# Finding the "Low Way": Reclaiming Creativity in Schools
A parent's simple question from their young daughter—"Are we going to take the low way?"—serves as a metaphor for how schools can reclaim space for creativity and exploration in an increasingly test-focused environment.
The concept of the "low way" represents the deliberate choice to slow down and take an unconventional path rather than rushing toward a predetermined destination. In education, this mirrors the tension between standardized assessment demands and the need for open-ended learning experiences where students can experiment, fail, revise, and discover at their own pace.
Schools across the country face mounting pressure to prioritize accountability metrics and test scores. These measures matter for tracking progress and ensuring equity. Yet this focus often crowds out the creative, exploratory learning that research shows builds critical thinking, problem-solving, and innovation skills. Students spend less time on projects that lack clear rubrics or measurable endpoints.
The "low way" approach doesn't abandon rigor or assessment. Instead, it argues for intentional balance. Students need space to pursue questions without immediately knowing the answer. They need time to develop ideas through revision cycles rather than one-shot performances. They need permission to take detours that might lead nowhere, knowing that exploration itself builds intellectual confidence and creative capacity.

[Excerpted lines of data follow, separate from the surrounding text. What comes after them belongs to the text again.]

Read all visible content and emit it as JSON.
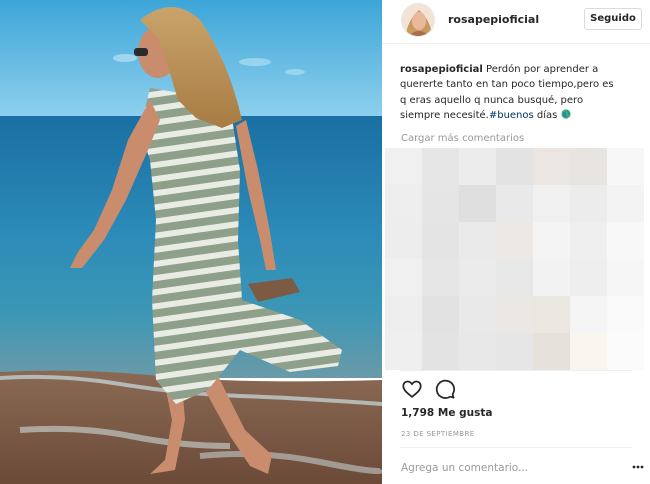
{
  "post": {
    "username": "rosapepioficial",
    "follow_label": "Seguido",
    "caption_user": "rosapepioficial",
    "caption_text": "Perdón por aprender a quererte tanto en tan poco tiempo,pero es q eras aquello q nunca busqué, pero siempre necesité.",
    "caption_hashtag": "#buenos",
    "caption_tail": "días",
    "load_more_label": "Cargar más comentarios",
    "likes_text": "1,798 Me gusta",
    "date_text": "23 de septiembre",
    "comment_placeholder": "Agrega un comentario..."
  },
  "icons": {
    "avatar": "avatar-photo",
    "like": "heart-outline-icon",
    "comment": "speech-bubble-icon",
    "more": "ellipsis-icon",
    "emoji": "earth-globe-emoji"
  },
  "colors": {
    "hashtag": "#003569",
    "muted_text": "#999999",
    "border": "#dbdbdb"
  }
}
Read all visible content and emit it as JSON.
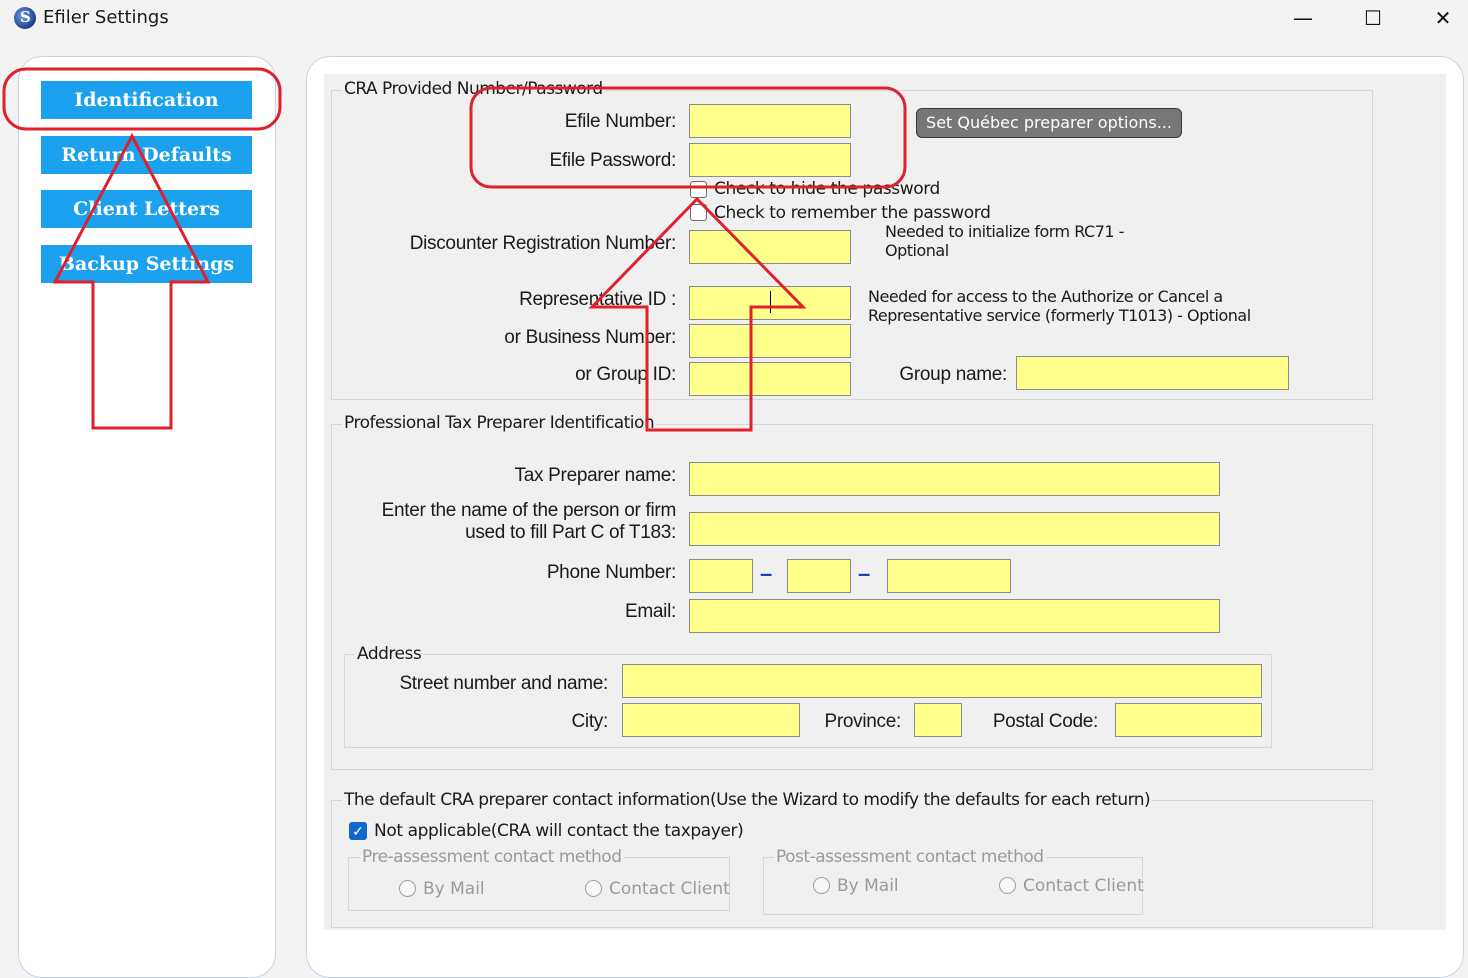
{
  "window": {
    "title": "Efiler Settings",
    "minimize": "—",
    "maximize": "☐",
    "close": "✕",
    "app_icon": "app-logo-icon"
  },
  "nav": [
    {
      "label": "Identification"
    },
    {
      "label": "Return Defaults"
    },
    {
      "label": "Client Letters"
    },
    {
      "label": "Backup Settings"
    }
  ],
  "cra": {
    "group_label": "CRA Provided Number/Password",
    "efile_number_label": "Efile Number:",
    "efile_password_label": "Efile Password:",
    "efile_number_value": "",
    "efile_password_value": "",
    "quebec_button": "Set Québec preparer options...",
    "hide_password_label": "Check to hide the password",
    "remember_password_label": "Check to remember the password",
    "discounter_label": "Discounter Registration Number:",
    "discounter_note_1": "Needed to initialize form RC71 -",
    "discounter_note_2": "Optional",
    "rep_id_label": "Representative ID :",
    "rep_note_1": "Needed for access to the Authorize or Cancel a",
    "rep_note_2": "Representative service (formerly T1013) - Optional",
    "business_number_label": "or Business Number:",
    "group_id_label": "or Group ID:",
    "group_name_label": "Group name:"
  },
  "preparer": {
    "group_label": "Professional Tax Preparer Identification",
    "name_label": "Tax Preparer name:",
    "partc_label_1": "Enter the name of the person or firm",
    "partc_label_2": "used to fill Part C of T183:",
    "phone_label": "Phone Number:",
    "phone_sep": "–",
    "email_label": "Email:",
    "address": {
      "group_label": "Address",
      "street_label": "Street number and name:",
      "city_label": "City:",
      "province_label": "Province:",
      "postal_label": "Postal Code:"
    }
  },
  "contact": {
    "group_label": "The default CRA preparer contact information(Use the Wizard to modify the defaults for each return)",
    "not_applicable_label": "Not applicable(CRA will contact the taxpayer)",
    "not_applicable_checked": true,
    "pre_label": "Pre-assessment contact method",
    "post_label": "Post-assessment contact method",
    "by_mail": "By Mail",
    "contact_client": "Contact Client"
  },
  "colors": {
    "nav_button": "#1ba1ee",
    "input_fill": "#ffff8c",
    "annotation_red": "#e0202a"
  }
}
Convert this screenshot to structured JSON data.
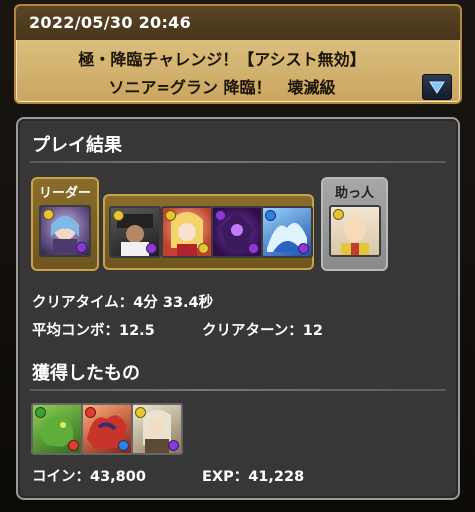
{
  "header": {
    "date": "2022/05/30 20:46",
    "title": "極・降臨チャレンジ！【アシスト無効】",
    "subtitle": "ソニア=グラン 降臨！　壊滅級",
    "expand_icon": "triangle-down-icon"
  },
  "result": {
    "title": "プレイ結果",
    "leader_label": "リーダー",
    "helper_label": "助っ人",
    "clear_time_label": "クリアタイム：",
    "clear_time_value": "4分 33.4秒",
    "avg_combo_label": "平均コンボ：",
    "avg_combo_value": "12.5",
    "clear_turn_label": "クリアターン：",
    "clear_turn_value": "12"
  },
  "acquired": {
    "title": "獲得したもの",
    "coin_label": "コイン：",
    "coin_value": "43,800",
    "exp_label": "EXP：",
    "exp_value": "41,228"
  },
  "colors": {
    "fire": "#e23b2f",
    "water": "#2f7fe2",
    "wood": "#3aa23a",
    "light": "#e8c531",
    "dark": "#8a3ad6"
  }
}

This matters especially for students from under-resourced communities, who disproportionately experience the most restrictive, test-prep-heavy curricula. High-performing schools often protect time for project-based learning, arts integration, and student choice. Lower-income schools frequently squeeze these out in pursuit of test score gains.
Teachers report feeling torn between what they know builds real learning and what district policies require. Many lack dedicated time or budget for materials that support creative inquiry. Professional development trains them on assessment protocols rather than on facilitation techniques that encourage student-led discovery.